MJ slept with me every night and reminded me (both then and now) that I’m never completely alone.

These days, MJ prefers to sleep with Sam most nights (we sleep in different beds since I move around too much and he snores)- if she’s not with Sam, she’s alone on the couch. Me moving around a lot bugs her, too, apparently. But when I’m about to miscarry, she’ll spend the night with me. I know that if MJ sleeps by me when I’m newly pregnant, a miscarriage is coming.

Accepting that I was about to miscarry was cemented when MJ stayed with me instead of Sam a week into our fourth pregnancy. We were staying at a rental house with his family; his sister rented the house as a way to host us all for Christmas without all of us having to drive to Minnesota. Sam and I slept in a room with two beds, so naturally we each made our way into our own bed. Just before going to sleep, I found that I was spotting and my heart immediately sank. We could guess what was coming, but hoped things would be different this time… When MJ chose to sleep with me over Sam, we knew it was the start of another miscarriage.

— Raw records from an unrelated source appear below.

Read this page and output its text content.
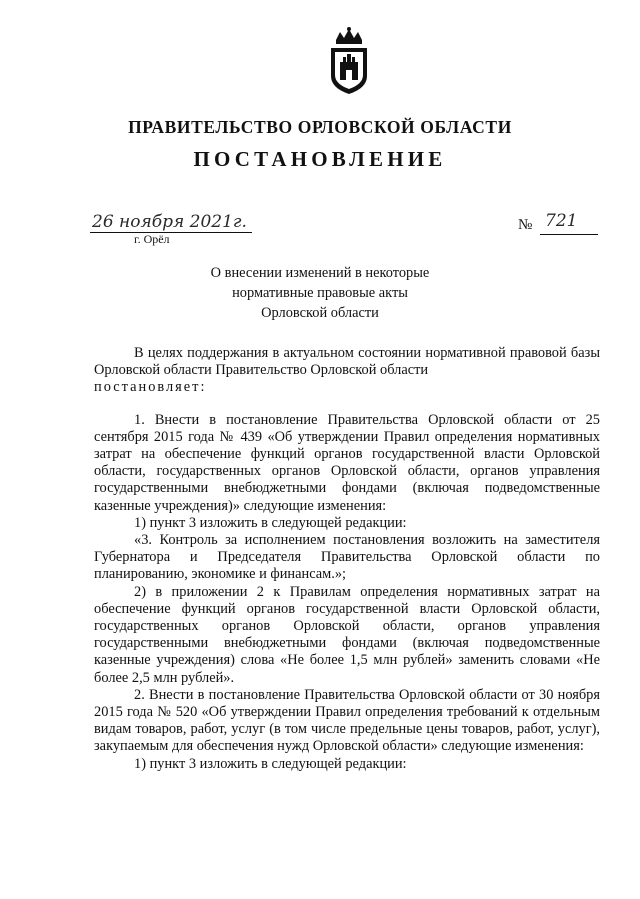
ПРАВИТЕЛЬСТВО ОРЛОВСКОЙ ОБЛАСТИ
ПОСТАНОВЛЕНИЕ
26 ноября 2021г.
г. Орёл
№ 721
О внесении изменений в некоторые
нормативные правовые акты
Орловской области

В целях поддержания в актуальном состоянии нормативной правовой базы Орловской области Правительство Орловской области

постановляет:

1. Внести в постановление Правительства Орловской области от 25 сентября 2015 года № 439 «Об утверждении Правил определения нормативных затрат на обеспечение функций органов государственной власти Орловской области, государственных органов Орловской области, органов управления государственными внебюджетными фондами (включая подведомственные казенные учреждения)» следующие изменения:

1) пункт 3 изложить в следующей редакции:

«3. Контроль за исполнением постановления возложить на заместителя Губернатора и Председателя Правительства Орловской области по планированию, экономике и финансам.»;

2) в приложении 2 к Правилам определения нормативных затрат на обеспечение функций органов государственной власти Орловской области, государственных органов Орловской области, органов управления государственными внебюджетными фондами (включая подведомственные казенные учреждения) слова «Не более 1,5 млн рублей» заменить словами «Не более 2,5 млн рублей».

2. Внести в постановление Правительства Орловской области от 30 ноября 2015 года № 520 «Об утверждении Правил определения требований к отдельным видам товаров, работ, услуг (в том числе предельные цены товаров, работ, услуг), закупаемым для обеспечения нужд Орловской области» следующие изменения:

1) пункт 3 изложить в следующей редакции:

I think she can sense the start of our losses because she has suffered a similar loss herself. I think, somewhere deep down in her little puppy brain, she’s comforting me by becoming so clingy. I don’t think she’s trying to warn me that a miscarriage is coming, she’s simply trying to remind me that I won’t be alone when it does.

We love our puppy princess Mary Jane and it’s clear that she was meant to be ours.